About

Concerning the Project

Brandfuckinganything is a Virtual Brand Creation Machine operating in accordance with Thomas Seltzer Thought (TST), the system of principles set forth in Shit™, a forthcoming (early 2027) treatise on the manufacture of meaning under late capitalism.

The Philosophy in Brief

Branding, properly understood, is not commerce. It is liturgy. It is the last remaining magic that the secular world still believes in, performed daily by trained operatives in offices with exposed brickwork.

The premise of Shit™ is straightforward.

Modern life has emptied the world of meaning. We no longer believe in gods, kings, fatherlands, or the future. We believe in brands. A brand is the contemporary form of the sacred. It is the thing we agree to take seriously despite knowing better.

The work of the branding industry is therefore not the selling of products. It is the manufacture of Aura. The invisible substance that makes a t-shirt cost two hundred dollars, a podcast feel important, a coffee shop feel like a calling. Aura is fabricated, distributed, and consumed, in increasing volumes, by people who would not call themselves believers.

This site performs that work openly, for free, in under thirty seconds, in strict accordance with TST.

The central argument of the doctrine is that branding should be neither defended nor abolished. It should be exposed. Practiced so transparently and so well that the trick becomes visible without losing its power. The Brand Dossier you receive from this site is real. The Aura is real. The fact that it was produced in less time than it takes to read this paragraph does not diminish it. That is the point.

The Cargo Cult

TST holds that contemporary branding is best understood as the cargo cult of late capitalism.

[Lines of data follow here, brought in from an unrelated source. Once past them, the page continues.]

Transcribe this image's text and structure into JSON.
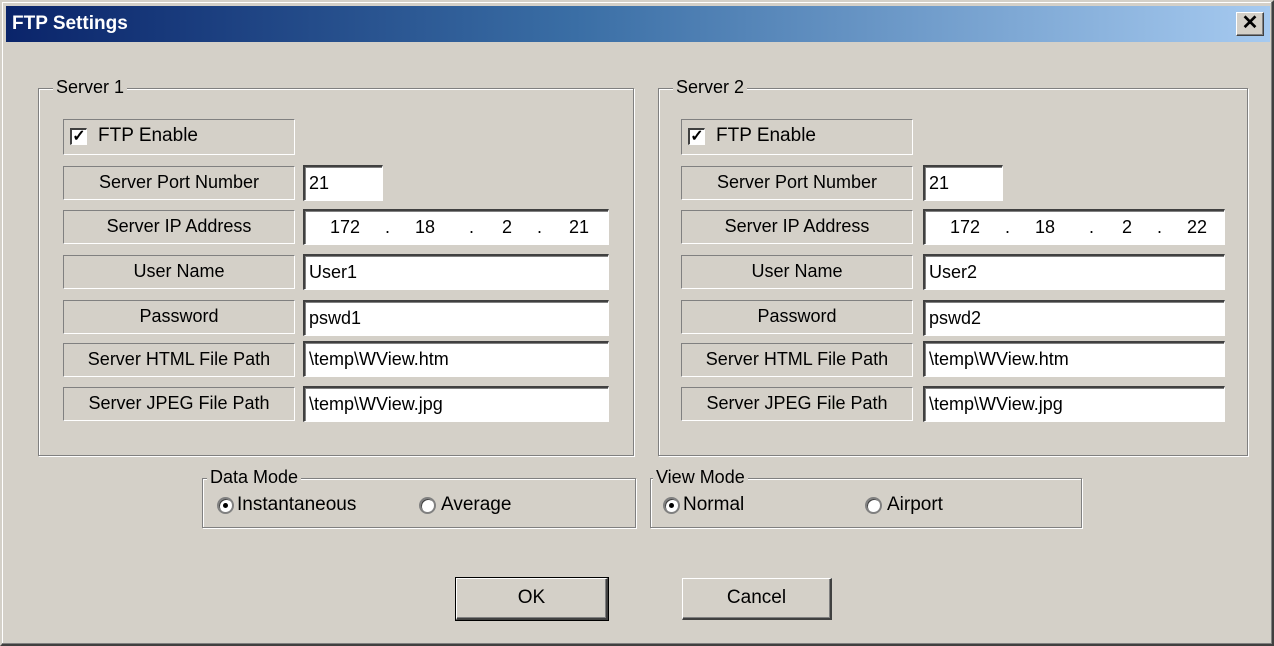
{
  "window": {
    "title": "FTP Settings",
    "close_label": "✕"
  },
  "server1": {
    "legend": "Server 1",
    "ftp_enable_label": "FTP Enable",
    "ftp_enable_checked": true,
    "port_label": "Server Port Number",
    "port_value": "21",
    "ip_label": "Server IP Address",
    "ip": [
      "172",
      "18",
      "2",
      "21"
    ],
    "user_label": "User Name",
    "user_value": "User1",
    "password_label": "Password",
    "password_value": "pswd1",
    "html_label": "Server HTML File Path",
    "html_value": "\\temp\\WView.htm",
    "jpeg_label": "Server JPEG File Path",
    "jpeg_value": "\\temp\\WView.jpg"
  },
  "server2": {
    "legend": "Server 2",
    "ftp_enable_label": "FTP Enable",
    "ftp_enable_checked": true,
    "port_label": "Server Port Number",
    "port_value": "21",
    "ip_label": "Server IP Address",
    "ip": [
      "172",
      "18",
      "2",
      "22"
    ],
    "user_label": "User Name",
    "user_value": "User2",
    "password_label": "Password",
    "password_value": "pswd2",
    "html_label": "Server HTML File Path",
    "html_value": "\\temp\\WView.htm",
    "jpeg_label": "Server JPEG File Path",
    "jpeg_value": "\\temp\\WView.jpg"
  },
  "data_mode": {
    "legend": "Data Mode",
    "options": [
      "Instantaneous",
      "Average"
    ],
    "selected": "Instantaneous"
  },
  "view_mode": {
    "legend": "View Mode",
    "options": [
      "Normal",
      "Airport"
    ],
    "selected": "Normal"
  },
  "buttons": {
    "ok": "OK",
    "cancel": "Cancel"
  },
  "colors": {
    "face": "#d4d0c8",
    "title_start": "#0a246a",
    "title_end": "#a6caf0"
  },
  "icons": {
    "check": "check-icon",
    "close": "close-icon"
  }
}
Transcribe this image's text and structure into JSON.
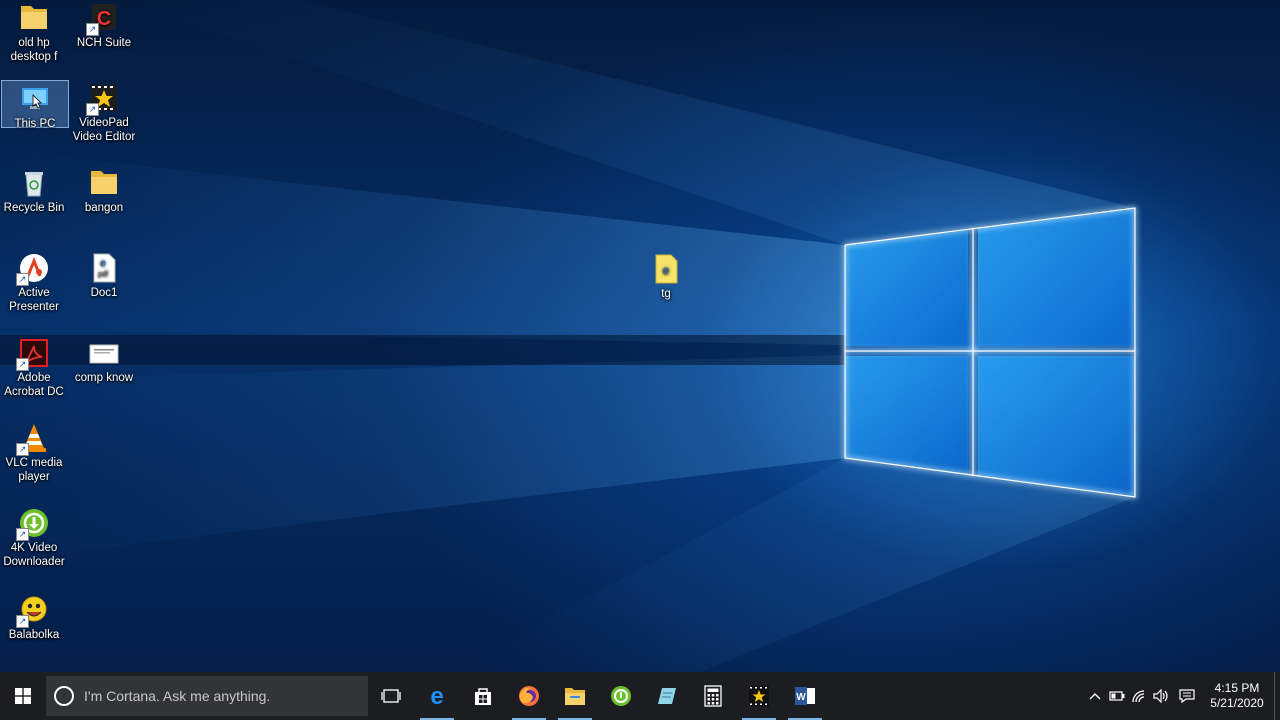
{
  "desktop": {
    "icons": [
      {
        "label": "old hp desktop f",
        "icon": "folder-icon"
      },
      {
        "label": "NCH Suite",
        "icon": "nch-suite-icon"
      },
      {
        "label": "This PC",
        "icon": "this-pc-icon",
        "selected": true
      },
      {
        "label": "VideoPad Video Editor",
        "icon": "videopad-icon"
      },
      {
        "label": "Recycle Bin",
        "icon": "recycle-bin-icon"
      },
      {
        "label": "bangon",
        "icon": "folder-icon"
      },
      {
        "label": "Active Presenter",
        "icon": "active-presenter-icon"
      },
      {
        "label": "Doc1",
        "icon": "pdf-document-icon"
      },
      {
        "label": "Adobe Acrobat DC",
        "icon": "adobe-acrobat-icon"
      },
      {
        "label": "comp know",
        "icon": "document-thumbnail-icon"
      },
      {
        "label": "VLC media player",
        "icon": "vlc-icon"
      },
      {
        "label": "4K Video Downloader",
        "icon": "4k-video-downloader-icon"
      },
      {
        "label": "Balabolka",
        "icon": "balabolka-icon"
      },
      {
        "label": "tg",
        "icon": "html-file-icon"
      }
    ]
  },
  "taskbar": {
    "search_placeholder": "I'm Cortana. Ask me anything.",
    "pinned": [
      {
        "icon": "task-view-icon"
      },
      {
        "icon": "edge-icon",
        "active": true
      },
      {
        "icon": "store-icon"
      },
      {
        "icon": "firefox-icon",
        "active": true
      },
      {
        "icon": "file-explorer-icon",
        "active": true
      },
      {
        "icon": "4k-video-downloader-icon"
      },
      {
        "icon": "notepad-icon"
      },
      {
        "icon": "calculator-icon"
      },
      {
        "icon": "videopad-icon",
        "active": true
      },
      {
        "icon": "word-icon",
        "active": true
      }
    ],
    "clock_time": "4:15 PM",
    "clock_date": "5/21/2020"
  },
  "colors": {
    "taskbar_bg": "#1c1d21",
    "accent": "#0078d7",
    "wallpaper_glow": "#3fa9ff"
  }
}
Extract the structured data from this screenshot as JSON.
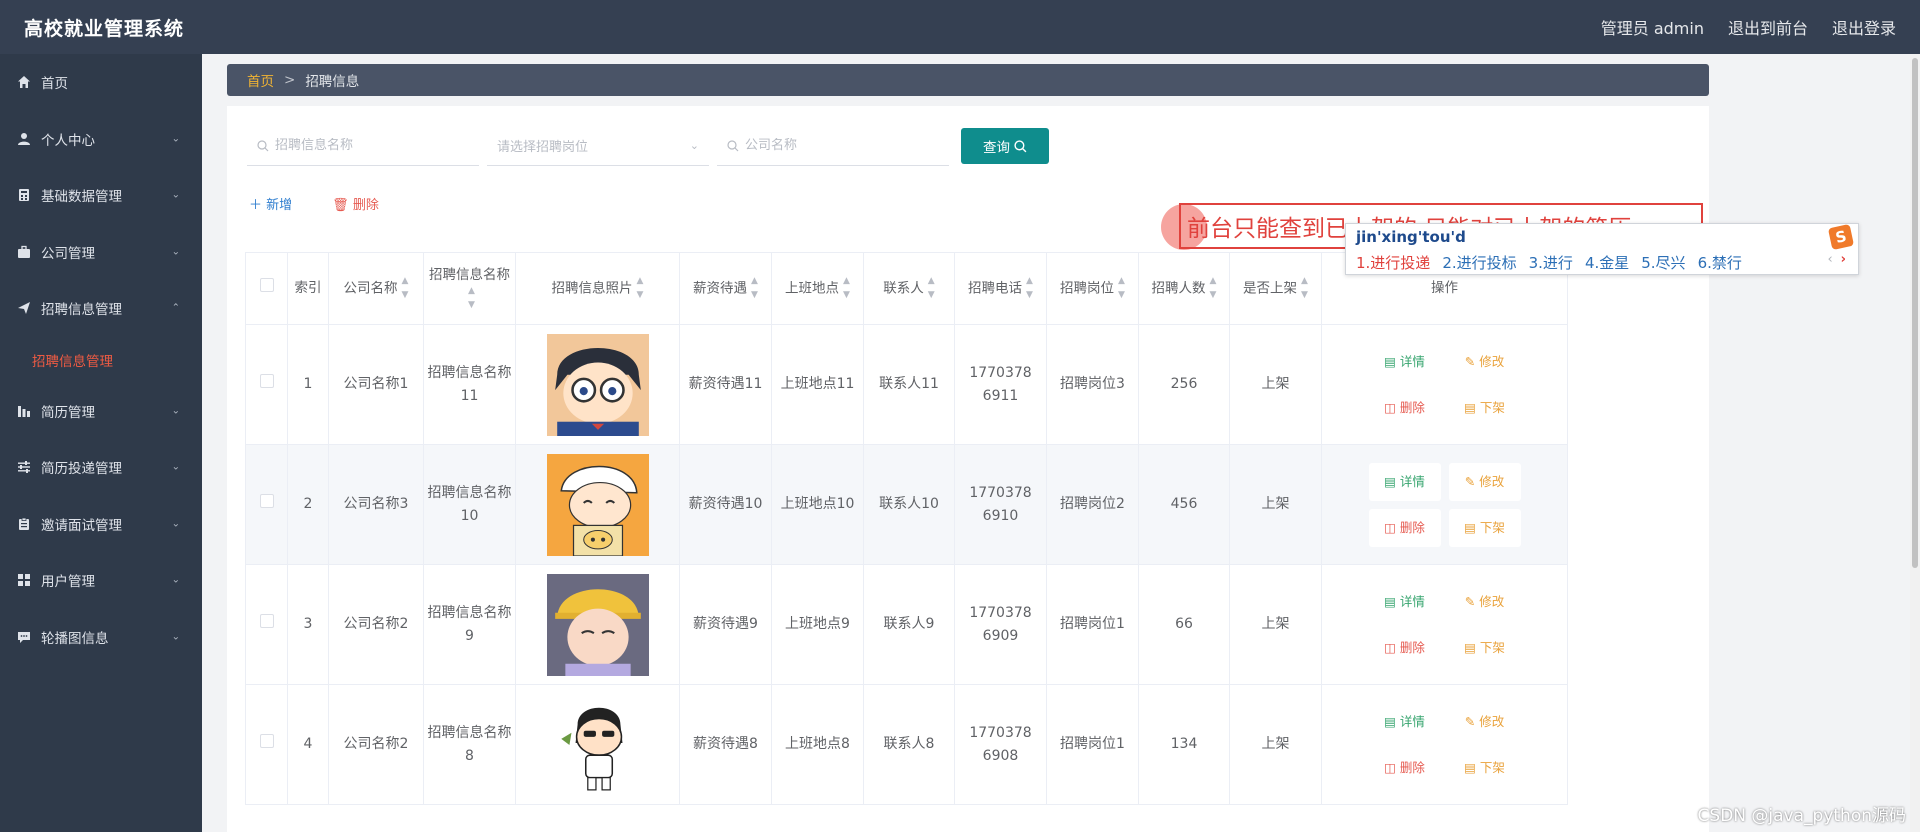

After the Second World War, certain communities in the South Pacific had briefly witnessed American military aircraft landing on their islands, unloading cargo of unprecedented abundance, and departing. When the war ended and the planes stopped coming, the islanders constructed elaborate replicas of what they had seen — bamboo control towers, wooden headphones, runways cleared from the jungle, men in handmade uniforms marching in formation. They performed the rituals of cargo arrival with great seriousness and exact attention to form. They believed the planes would return.

The planes did not return.

Modern branding operates on the same principle. The contemporary brand manager builds the bamboo tower. He wears the uniform. He clears the runway. He performs the rituals of meaning — the manifesto, the brand book, the launch event, the founder origin story, the brand "values" printed on the wall — with great seriousness and exact attention to form. He believes that if the form is correct, the substance will arrive. The planes will land. The Aura will descend.

Sometimes the Aura does descend. More often, it does not.

What distinguishes this site from the rest of the industry is not that it operates on different principles. It operates on exactly the same principles. It builds the same bamboo towers, clears the same runways, performs the same rituals. The difference is that it does so openly, without pretending to believe the planes are coming. It builds the cargo cult while admitting that it is a cargo cult. This is, in the view of TST, the only honest position available to a working brand operator in the present century.

The planes are not coming. The runway is what we have. The runway is the work.

Methodological Note

The Brandfuckinganything Virtual Brand Creation Machine generates its output according to the doctrinal principles of Thomas Seltzer Thought, as laid down in the preparatory writings for Shit™. These principles have been encoded into the system and are followed without deviation. The Builder does not freelance. It does not improvise. It executes.

Thomas Seltzer Thought is indebted to six Bs:

  • Benjamin, who gave us the Aura.
  • Bernays, who taught the industry how to manufacture it.
  • Barthes, who showed us how to read what they had built.
  • Boorstin, who named the pseudo-event.
  • Bourdieu, who exposed taste as a class signal.
  • Baudrillard, who saw that the copy had replaced the real.

Critics of the project will note that this is precisely how the branding industry already operates, only slower and more expensively. The Builder, guided by Thomas Seltzer Thought, concurs.

The system prompt governing its behavior is available upon request. The architecture is intentionally legible. There is no secret.